Here’s a blog I found on beliefnet.com, which is a fantastic site if you haven’t been. It’s a portal to approximately a gazillion interesting blogs about religion. You can choose your faith and find blogs from every corner of that faith. Good stuff.
Anyway, David Kuo is a former speechwriter and political aide to various conservatives (and one or two liberals, apparently), and he a seems to have taken the Pope’s decree pretty hard, for which I blame him not at all. It does seem strange to encourage interfaith dialogue on the one hand and on the other make a point of saying that other faiths are false, particularly when the differences among those faiths are less significant than, say, the differences between Catholicism and Buddhism or Taoism. I guess it’s always been the nature of movements to divide and stop understanding each other – even Ayn Rand’s followers don’t agree, and she’s only been dead for a few decades – but still. Geez.

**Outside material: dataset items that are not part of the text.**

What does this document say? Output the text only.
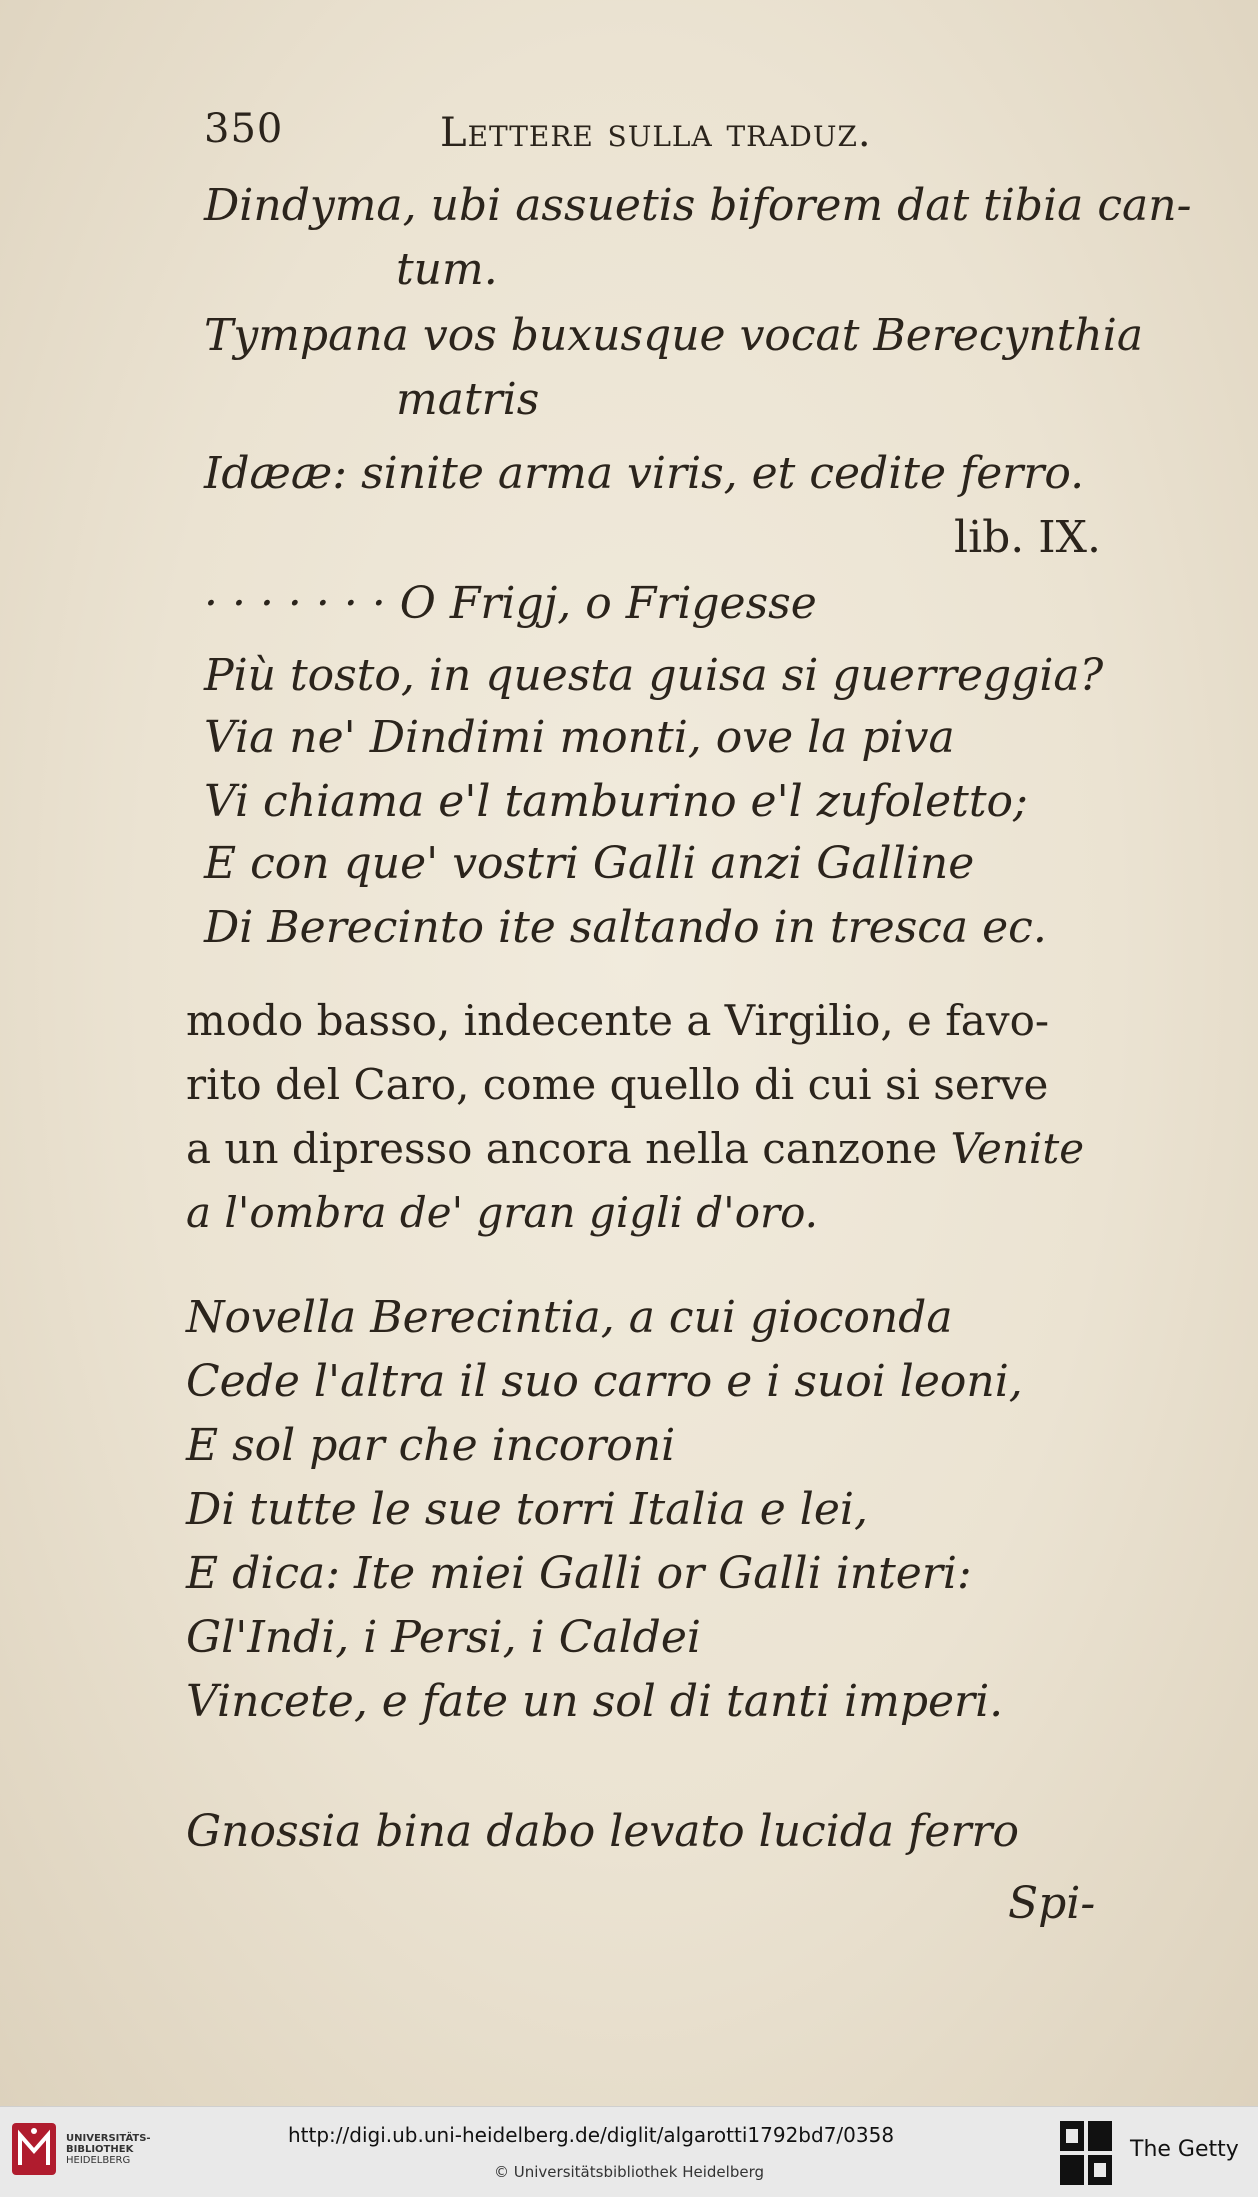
350	Lettere sulla traduz.
Dindyma, ubi assuetis biforem dat tibia can-
tum.
Tympana vos buxusque vocat Berecynthia
matris
Idææ: sinite arma viris, et cedite ferro.
lib. IX.
· · · · · · · O Frigj, o Frigesse
Più tosto, in questa guisa si guerreggia?
Via ne' Dindimi monti, ove la piva
Vi chiama e'l tamburino e'l zufoletto;
E con que' vostri Galli anzi Galline
Di Berecinto ite saltando in tresca ec.
modo basso, indecente a Virgilio, e favo-
rito del Caro, come quello di cui si serve
a un dipresso ancora nella canzone Venite
a l'ombra de' gran gigli d'oro.
Novella Berecintia, a cui gioconda
Cede l'altra il suo carro e i suoi leoni,
E sol par che incoroni
Di tutte le sue torri Italia e lei,
E dica: Ite miei Galli or Galli interi:
Gl'Indi, i Persi, i Caldei
Vincete, e fate un sol di tanti imperi.
Gnossia bina dabo levato lucida ferro
Spi-
UNIVERSITÄTS-
BIBLIOTHEK
HEIDELBERG
http://digi.ub.uni-heidelberg.de/diglit/algarotti1792bd7/0358
© Universitätsbibliothek Heidelberg
The Getty
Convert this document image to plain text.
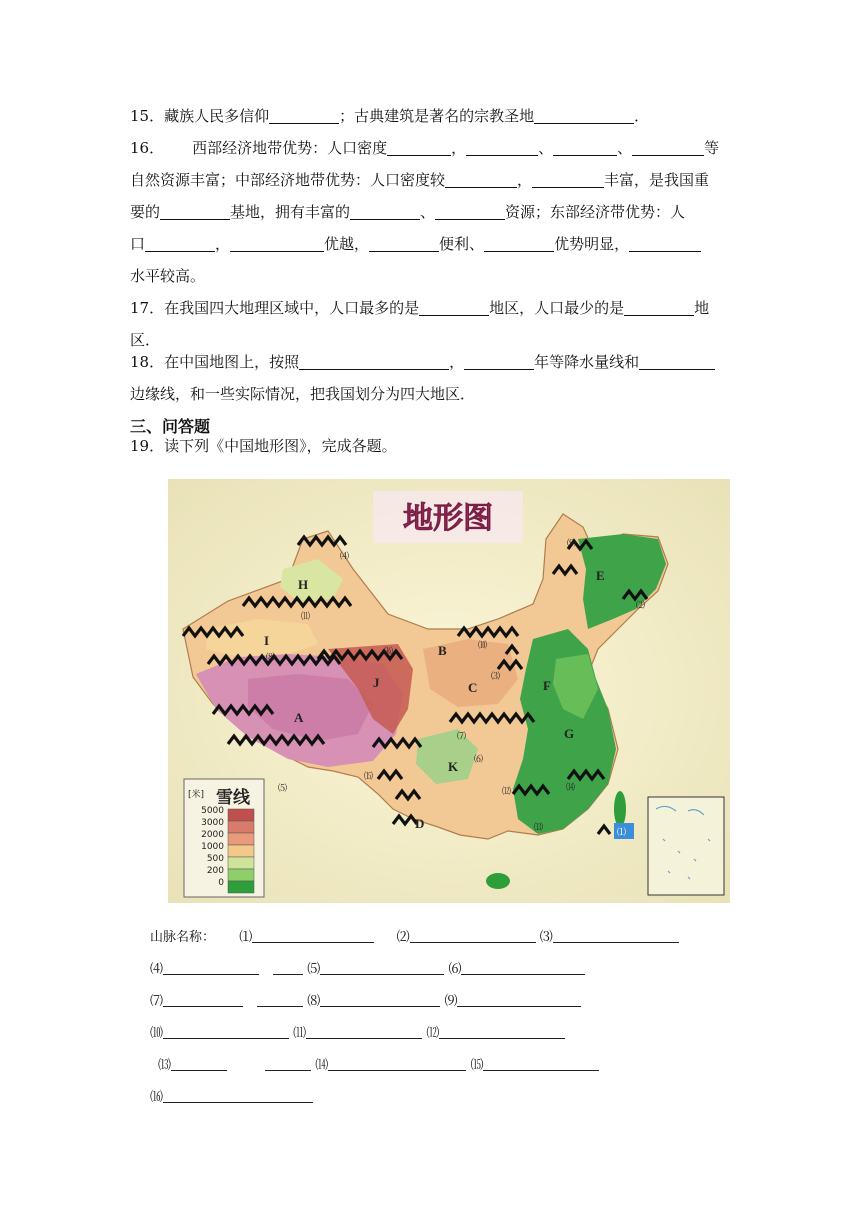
15．藏族人民多信仰	；古典建筑是著名的宗教圣地	．
16． 西部经济地带优势：人口密度	，	、	、	等
自然资源丰富；中部经济地带优势：人口密度较	，	丰富，是我国重
要的	基地，拥有丰富的	、	资源；东部经济带优势：人
口	，	优越，	便利、	优势明显，
水平较高。
17．在我国四大地理区域中，人口最多的是	地区，人口最少的是	地
区．
18．在中国地图上，按照	，	年等降水量线和
边缘线，和一些实际情况，把我国划分为四大地区．
三、问答题
19．读下列《中国地形图》，完成各题。
地形图
A
B
C
D
E
F
G
H
I
J
K
⑴
⑵
⑶
⑷
⑸
⑹
⑺
⑻
⑼
⑽
⑾
⑿
⒀
⒁
⒂
⒃
[米] 雪线
5000
3000
2000
1000
500
200
0
山脉名称： ⑴	⑵	⑶
⑷	⑸	⑹
⑺	⑻	⑼
⑽	⑾	⑿
⒀	⒁	⒂
⒃
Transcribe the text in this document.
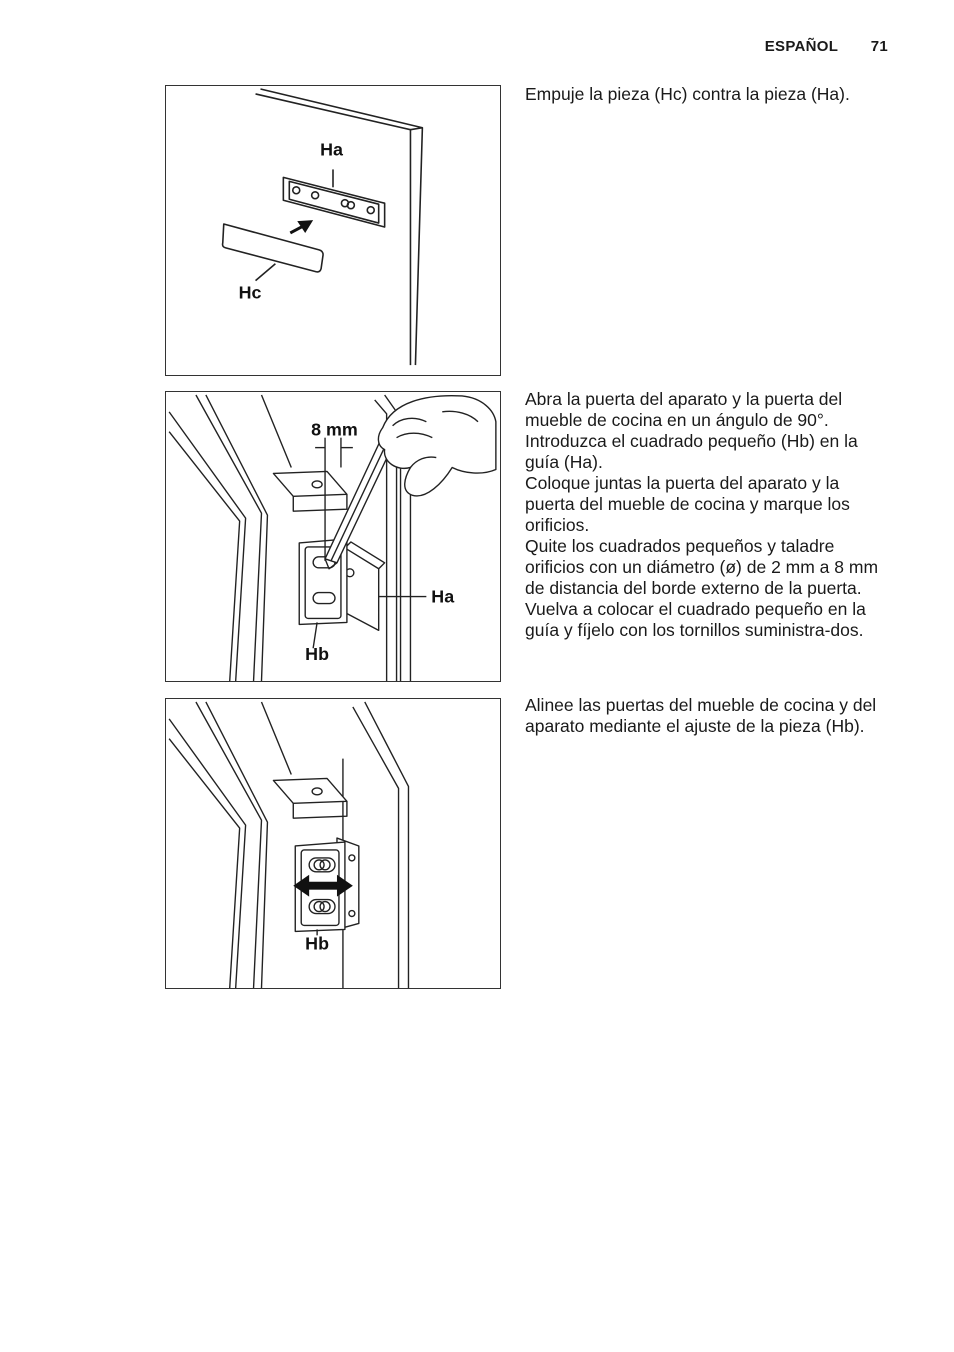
ESPAÑOL 71
Ha
Hc
8 mm
Ha
Hb
Hb

Empuje la pieza (Hc) contra la pieza (Ha).

Abra la puerta del aparato y la puerta del mueble de cocina en un ángulo de 90°. Introduzca el cuadrado pequeño (Hb) en la guía (Ha).

Coloque juntas la puerta del aparato y la puerta del mueble de cocina y marque los orificios.

Quite los cuadrados pequeños y taladre orificios con un diámetro (ø) de 2 mm a 8 mm de distancia del borde externo de la puerta.

Vuelva a colocar el cuadrado pequeño en la guía y fíjelo con los tornillos suministra-dos.

Alinee las puertas del mueble de cocina y del aparato mediante el ajuste de la pieza (Hb).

In a later post, he equates theological statements with evangelism. Interesting take, and one which I would agree with. Statements of doctrine sound to others like statements of position, not just a clarification of an internal belief with which noone else need concern themselves. Whatever the Pope intended to do with this statement of doctrine, people of other faiths hear it and react accordingly. In this world, we are judged by our actions, not our intentions. If your action is to say other faiths are wrong, it doesn’t matter that you only meant to encourage or instruct your own co-religionists. People of other faiths don’t care what you mean to do, they care that your statement says that their religion is false. Which would piss anybody off, frankly.